AFL-CIO Equity Index Fund Surpasses $3 Billion in Commitments

Signals Investor Demand For Corporate Governance Reform


(Washington, D.C. – March 20, 2013) – The AFL-CIO Investment Trust Corporation (ITC) announced that the AFL-CIO Equity Index Fund has surpassed $3 billion in investments by union, Taft-Hartley, and public employee pension funds. This milestone comes only six months after reaching $2 billion in September. To date, commitments have been made by over 50 pension plans served by 18 different consulting firms.

The AFL-CIO Equity Index Fund is a collective investment fund available to qualified pension plans. Launched in March 2011, the fund tracks the returns of the broad U.S. large-cap equity market, as represented by the S&P 500 Index. The fund is managed by ASB Capital Management LLC, a registered investment adviser based in Bethesda, MD.

The rapid growth of the AFL-CIO Equity Index Fund signals the demand for promoting good corporate governance. Union members throughout the country are realizing that they have a voice as owners of corporations in which their pension funds are invested.  This voice comes in the form of proxy voting, which allows investors to exercise their ownership rights by supporting important shareholder initiatives on corporate accountability, responsible business practices, and executive compensation. All proxy voting for the AFL-CIO Equity Index Fund is done in accordance with the AFL-CIO’s proxy voting guidelines.

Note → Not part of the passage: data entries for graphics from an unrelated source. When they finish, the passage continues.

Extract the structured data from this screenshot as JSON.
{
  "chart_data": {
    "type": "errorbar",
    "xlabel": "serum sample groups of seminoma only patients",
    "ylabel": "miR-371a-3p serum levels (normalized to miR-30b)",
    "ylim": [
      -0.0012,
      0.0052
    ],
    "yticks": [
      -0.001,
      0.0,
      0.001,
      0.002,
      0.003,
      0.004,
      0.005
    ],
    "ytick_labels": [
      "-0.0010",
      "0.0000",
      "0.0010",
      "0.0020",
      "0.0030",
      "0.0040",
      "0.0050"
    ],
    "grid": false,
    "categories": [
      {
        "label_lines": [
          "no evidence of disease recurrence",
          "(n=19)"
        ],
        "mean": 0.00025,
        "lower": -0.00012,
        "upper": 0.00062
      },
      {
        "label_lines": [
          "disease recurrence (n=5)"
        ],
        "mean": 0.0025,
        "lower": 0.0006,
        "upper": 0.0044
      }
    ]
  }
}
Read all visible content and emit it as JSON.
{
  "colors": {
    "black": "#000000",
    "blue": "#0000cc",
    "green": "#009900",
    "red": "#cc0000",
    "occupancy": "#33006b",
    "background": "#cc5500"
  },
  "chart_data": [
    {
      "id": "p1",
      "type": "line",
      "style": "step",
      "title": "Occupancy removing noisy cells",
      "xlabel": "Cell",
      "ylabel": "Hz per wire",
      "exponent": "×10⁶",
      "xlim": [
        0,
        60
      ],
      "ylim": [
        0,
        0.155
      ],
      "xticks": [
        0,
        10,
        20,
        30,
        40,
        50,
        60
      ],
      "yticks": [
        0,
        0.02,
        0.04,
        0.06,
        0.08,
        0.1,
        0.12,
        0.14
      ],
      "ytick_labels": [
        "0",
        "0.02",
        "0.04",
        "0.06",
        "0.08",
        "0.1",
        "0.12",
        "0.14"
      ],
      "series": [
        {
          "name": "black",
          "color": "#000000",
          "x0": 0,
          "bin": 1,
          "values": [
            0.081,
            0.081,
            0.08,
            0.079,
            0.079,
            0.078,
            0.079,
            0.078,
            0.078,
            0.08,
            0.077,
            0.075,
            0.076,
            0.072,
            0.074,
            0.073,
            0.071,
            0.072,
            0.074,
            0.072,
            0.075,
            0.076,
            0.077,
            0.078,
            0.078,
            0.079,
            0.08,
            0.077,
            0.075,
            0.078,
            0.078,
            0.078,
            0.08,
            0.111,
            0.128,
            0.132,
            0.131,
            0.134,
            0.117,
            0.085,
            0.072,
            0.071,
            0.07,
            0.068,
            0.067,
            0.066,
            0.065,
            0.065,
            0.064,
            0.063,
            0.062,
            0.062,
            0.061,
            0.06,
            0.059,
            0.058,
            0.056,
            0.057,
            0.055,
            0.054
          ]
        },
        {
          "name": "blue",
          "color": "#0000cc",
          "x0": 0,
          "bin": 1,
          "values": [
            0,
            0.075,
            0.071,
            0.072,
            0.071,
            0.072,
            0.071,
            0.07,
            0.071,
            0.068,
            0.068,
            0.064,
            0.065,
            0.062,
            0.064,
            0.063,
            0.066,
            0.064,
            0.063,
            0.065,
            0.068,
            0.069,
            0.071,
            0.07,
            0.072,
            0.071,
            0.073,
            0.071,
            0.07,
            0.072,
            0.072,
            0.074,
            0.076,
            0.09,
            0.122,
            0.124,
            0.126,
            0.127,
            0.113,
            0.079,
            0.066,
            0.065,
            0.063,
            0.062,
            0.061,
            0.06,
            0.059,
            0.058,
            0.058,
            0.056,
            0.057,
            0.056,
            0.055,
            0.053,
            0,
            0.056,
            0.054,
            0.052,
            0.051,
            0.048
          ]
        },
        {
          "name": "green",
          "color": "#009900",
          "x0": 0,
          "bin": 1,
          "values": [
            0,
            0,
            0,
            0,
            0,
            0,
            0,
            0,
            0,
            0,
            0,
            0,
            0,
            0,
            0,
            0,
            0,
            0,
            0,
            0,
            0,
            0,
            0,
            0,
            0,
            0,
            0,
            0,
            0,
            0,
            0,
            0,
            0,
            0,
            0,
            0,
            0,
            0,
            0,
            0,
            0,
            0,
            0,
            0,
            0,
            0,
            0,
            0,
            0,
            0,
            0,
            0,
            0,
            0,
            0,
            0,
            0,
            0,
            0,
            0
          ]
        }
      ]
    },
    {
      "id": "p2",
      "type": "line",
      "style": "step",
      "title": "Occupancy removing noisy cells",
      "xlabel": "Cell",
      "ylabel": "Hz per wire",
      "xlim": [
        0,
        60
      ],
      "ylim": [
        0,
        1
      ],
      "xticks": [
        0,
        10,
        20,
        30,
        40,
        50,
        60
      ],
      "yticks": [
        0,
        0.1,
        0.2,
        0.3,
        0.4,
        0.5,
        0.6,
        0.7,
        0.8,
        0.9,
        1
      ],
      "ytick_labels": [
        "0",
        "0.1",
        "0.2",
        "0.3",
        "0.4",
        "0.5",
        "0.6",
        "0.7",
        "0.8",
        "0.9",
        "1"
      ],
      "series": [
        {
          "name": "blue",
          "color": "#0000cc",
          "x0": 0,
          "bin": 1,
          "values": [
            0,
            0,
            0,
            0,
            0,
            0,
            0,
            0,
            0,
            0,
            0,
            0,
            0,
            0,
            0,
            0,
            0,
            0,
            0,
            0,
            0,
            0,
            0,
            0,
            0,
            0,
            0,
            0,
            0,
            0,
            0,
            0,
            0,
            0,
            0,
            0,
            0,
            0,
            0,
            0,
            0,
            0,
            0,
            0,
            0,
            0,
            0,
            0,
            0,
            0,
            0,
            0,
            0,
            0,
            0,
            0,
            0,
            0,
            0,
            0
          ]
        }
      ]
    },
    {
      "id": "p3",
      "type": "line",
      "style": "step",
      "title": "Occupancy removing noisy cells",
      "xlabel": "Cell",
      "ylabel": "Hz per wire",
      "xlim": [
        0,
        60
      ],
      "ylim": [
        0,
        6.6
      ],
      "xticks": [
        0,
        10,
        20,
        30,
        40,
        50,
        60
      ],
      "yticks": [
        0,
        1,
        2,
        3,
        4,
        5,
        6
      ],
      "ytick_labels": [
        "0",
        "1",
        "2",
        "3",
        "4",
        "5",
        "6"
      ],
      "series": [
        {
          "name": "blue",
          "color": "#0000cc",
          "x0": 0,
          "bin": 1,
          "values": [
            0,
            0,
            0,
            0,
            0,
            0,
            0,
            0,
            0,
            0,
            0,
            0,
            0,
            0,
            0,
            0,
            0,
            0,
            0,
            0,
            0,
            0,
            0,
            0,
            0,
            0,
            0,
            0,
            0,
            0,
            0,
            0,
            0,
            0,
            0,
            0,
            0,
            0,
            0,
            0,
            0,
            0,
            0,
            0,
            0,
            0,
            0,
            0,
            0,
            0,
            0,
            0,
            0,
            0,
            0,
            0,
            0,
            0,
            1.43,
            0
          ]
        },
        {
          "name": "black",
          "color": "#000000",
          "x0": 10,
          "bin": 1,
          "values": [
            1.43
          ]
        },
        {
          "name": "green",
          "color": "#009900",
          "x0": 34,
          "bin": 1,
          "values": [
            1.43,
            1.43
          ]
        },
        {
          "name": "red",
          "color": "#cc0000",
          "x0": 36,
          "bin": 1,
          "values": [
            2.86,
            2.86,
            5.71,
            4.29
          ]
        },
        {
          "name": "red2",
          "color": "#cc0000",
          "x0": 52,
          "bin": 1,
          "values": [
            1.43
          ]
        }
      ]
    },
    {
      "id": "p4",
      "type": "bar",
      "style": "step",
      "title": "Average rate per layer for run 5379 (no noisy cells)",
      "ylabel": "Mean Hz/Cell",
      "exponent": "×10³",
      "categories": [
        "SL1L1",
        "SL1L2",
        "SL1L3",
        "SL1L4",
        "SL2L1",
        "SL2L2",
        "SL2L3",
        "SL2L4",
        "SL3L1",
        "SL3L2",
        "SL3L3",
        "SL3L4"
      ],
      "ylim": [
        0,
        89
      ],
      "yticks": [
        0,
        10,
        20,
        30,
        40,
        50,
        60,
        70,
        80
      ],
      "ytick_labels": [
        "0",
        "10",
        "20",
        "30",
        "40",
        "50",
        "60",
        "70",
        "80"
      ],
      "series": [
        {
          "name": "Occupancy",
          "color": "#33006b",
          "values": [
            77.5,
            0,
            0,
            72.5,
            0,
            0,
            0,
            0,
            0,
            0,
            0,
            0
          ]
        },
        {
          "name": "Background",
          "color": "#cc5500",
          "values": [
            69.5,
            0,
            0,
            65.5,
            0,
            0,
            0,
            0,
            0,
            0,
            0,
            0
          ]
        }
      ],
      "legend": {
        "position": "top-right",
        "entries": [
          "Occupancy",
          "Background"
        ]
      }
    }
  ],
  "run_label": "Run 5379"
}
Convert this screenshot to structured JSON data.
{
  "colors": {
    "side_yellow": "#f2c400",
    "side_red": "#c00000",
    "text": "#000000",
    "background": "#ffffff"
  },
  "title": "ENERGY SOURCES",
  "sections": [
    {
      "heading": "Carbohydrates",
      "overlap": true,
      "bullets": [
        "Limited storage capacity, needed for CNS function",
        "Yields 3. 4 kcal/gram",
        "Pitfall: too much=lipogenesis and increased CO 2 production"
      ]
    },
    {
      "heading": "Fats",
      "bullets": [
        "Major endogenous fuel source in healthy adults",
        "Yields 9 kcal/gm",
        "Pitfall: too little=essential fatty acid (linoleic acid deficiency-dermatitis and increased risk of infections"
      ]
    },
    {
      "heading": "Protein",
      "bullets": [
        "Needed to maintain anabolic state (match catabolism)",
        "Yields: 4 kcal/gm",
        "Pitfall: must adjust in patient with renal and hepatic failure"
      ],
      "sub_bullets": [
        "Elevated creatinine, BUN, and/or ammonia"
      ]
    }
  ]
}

“The AFL-CIO Equity Index Fund represents a powerful opportunity for union, Taft-Hartley, and public employee pension plans.  $3 billion is a major benchmark to hit in under two years,” said Richard Trumka, President of the AFL-CIO. “The Fund’s rapid growth is an indicator that union members recognize the value of proxy voting power to improve corporate governance.”

“We are pleased with the size, the number, and the diversity of the AFL-CIO Equity Index Fund investors,” said Michael Stotz, President of the AFL-CIO Investment Trust Corporation. “It is exciting to see the momentum behind this AFL-CIO sponsored program”

According to the AFL-CIO’s Executive Paywatch website, the ratio of CEO-to-worker pay between CEOs of the S&P 500 Index companies and U.S. workers widened to 380 times in 2011, up from 42 times the average worker’s pay in 1980. The AFL-CIO Equity Index Fund has introduced  shareholder resolutions for the 2013 proxy season that seek to reform a variety of poorly designed equity compensation practices that can reward executives regardless of performance.

The AFL-CIO Equity Index Fund is one of several pension investment vehicles initiated by the AFL-CIO.  The AFL-CIO Building Investment Trust (BIT) provides competitive risk-adjusted returns through nationwide investments in institutional quality commercial real estate while promoting economic development and creating union jobs. The AFL-CIO Housing Investment Trust (HIT) is a fixed-income investment fund that invests primarily in government and agency-insured and guaranteed multifamily mortgage-backed securities.